Considering the current pricing of crop nutrition, growers are being advised to ensure that all available nutrients are at an optimal level to maximise nitrogen uptake. Natalie Wood, Agronomy operations manager at Yara, shared her thoughts.
“We need to focus on nutrient use efficiency as a whole, rather than solely considering nitrogen,” says Mrs Wood. “If you’re deficient in N, then applications can be made. However, that N won’t be used efficiently unless other nutrients are at an optimal level. Foliar applications of the right products can help you get there.”
With the right nutrients in place, growers can ensure the plant is able to efficiently take up N when it comes into contact. What nutrients are key here? Mrs Wood recommends growers focus on magnesium, phosphate, and potassium.
“At this time of year, phosphate is not readily available from the soil,” says Mrs Wood. “If you’re going on with NPK as a first application, it won’t reach the plant immediately; it takes time to naturally break down. To remedy this, we recommend applying a foliar product.”
Energy drink for the crop
A foliar fertiliser with a high concentration of phosphate together with potash and magnesium –acts as a kick-starter, almost like an energy drink for the crop. “Getting this on quickly after the first fertiliser application helps stimulate growth ensuring the plant is ready to maximise the benefit of that first application.”
The availability of phosphate is crucial, as it is a vital part of the “energy unit” of the plant, stimulating growth. As the crop has not been able to access phosphate within the soil, starting it off with a foliar product – even in minimal amounts – helps kickstart growth and ensures the plant maximises applied nutrition.
Phosphate also plays a crucial role in helping roots and shoots to grow effectively and facilitating efficient energy transfer within the plant. “In terms of when to apply phosphate, you would generally wait perhaps a week after your first NPK application,” says Mrs Wood. “As always, take seasonal conditions into account.”
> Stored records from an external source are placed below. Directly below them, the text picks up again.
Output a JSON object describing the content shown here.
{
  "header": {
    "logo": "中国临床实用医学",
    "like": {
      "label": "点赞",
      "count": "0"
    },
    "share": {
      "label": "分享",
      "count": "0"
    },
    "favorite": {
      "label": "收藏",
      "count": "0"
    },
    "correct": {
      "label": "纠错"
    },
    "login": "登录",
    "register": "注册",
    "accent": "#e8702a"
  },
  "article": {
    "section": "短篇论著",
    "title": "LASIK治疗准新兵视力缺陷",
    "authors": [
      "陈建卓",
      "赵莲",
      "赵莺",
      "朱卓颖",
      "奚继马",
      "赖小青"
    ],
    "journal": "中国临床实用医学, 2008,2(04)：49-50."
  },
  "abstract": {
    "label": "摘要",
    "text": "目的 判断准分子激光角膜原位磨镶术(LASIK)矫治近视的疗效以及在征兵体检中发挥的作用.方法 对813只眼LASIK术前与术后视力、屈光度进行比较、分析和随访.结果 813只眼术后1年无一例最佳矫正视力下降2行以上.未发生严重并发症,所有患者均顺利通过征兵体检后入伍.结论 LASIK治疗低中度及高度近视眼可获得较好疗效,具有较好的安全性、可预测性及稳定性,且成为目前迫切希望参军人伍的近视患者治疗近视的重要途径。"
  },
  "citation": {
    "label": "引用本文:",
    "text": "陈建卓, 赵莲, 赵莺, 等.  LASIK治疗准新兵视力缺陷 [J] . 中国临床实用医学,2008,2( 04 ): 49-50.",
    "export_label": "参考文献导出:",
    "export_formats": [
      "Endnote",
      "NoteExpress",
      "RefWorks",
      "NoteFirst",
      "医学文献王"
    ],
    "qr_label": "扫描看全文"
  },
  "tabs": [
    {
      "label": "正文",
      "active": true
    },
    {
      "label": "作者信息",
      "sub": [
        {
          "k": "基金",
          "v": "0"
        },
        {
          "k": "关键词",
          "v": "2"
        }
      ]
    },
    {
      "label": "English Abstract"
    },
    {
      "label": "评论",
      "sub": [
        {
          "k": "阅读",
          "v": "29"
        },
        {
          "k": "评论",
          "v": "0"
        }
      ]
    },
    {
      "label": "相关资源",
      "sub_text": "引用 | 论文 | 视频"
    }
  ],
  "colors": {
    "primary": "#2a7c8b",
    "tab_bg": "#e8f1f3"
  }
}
The purpose of this timing will ensure the plant is stimulated to grow while searching for additional nutrients. “Even if phosphate is coming from both the leaf and the roots at the same time it’s not an issue,” says Mrs Wood. “Ultimately, we’re attempting to improve uptake of nutrients that you’ve applied in the soil. A foliar application helps make that happen.”
“Leaf tissue testing will let you know any key nutrients that you need to apply later in the season,” says Natalie. “You can apply a cover-all product that contains multiple nutrients – this is definitely a good idea. Of course, in an ideal world, you would perform a test before T1 and apply a product like that as well, assuming you’ve got no major deficiencies. If you do have a major deficiency, you might need to go with straights.”
“As an analogy, a multi-vitamin won’t give you enough calcium if you are specifically deficient in it. You would have to take a calcium-specific product.”
Mrs Wood returns to the principle of Liebig’s barrel, often used to convey the holistic approach required for optimal crop nutrition:
“We don’t want any limiting factors,” adds Mrs Wood. “Liebig’s barrel is a useful way of illustrating this. Consider a normal barrel, with each of the wooden planks that compose it representing a different nutrient. If just one of those is too low, the water in the barrel will leak out.”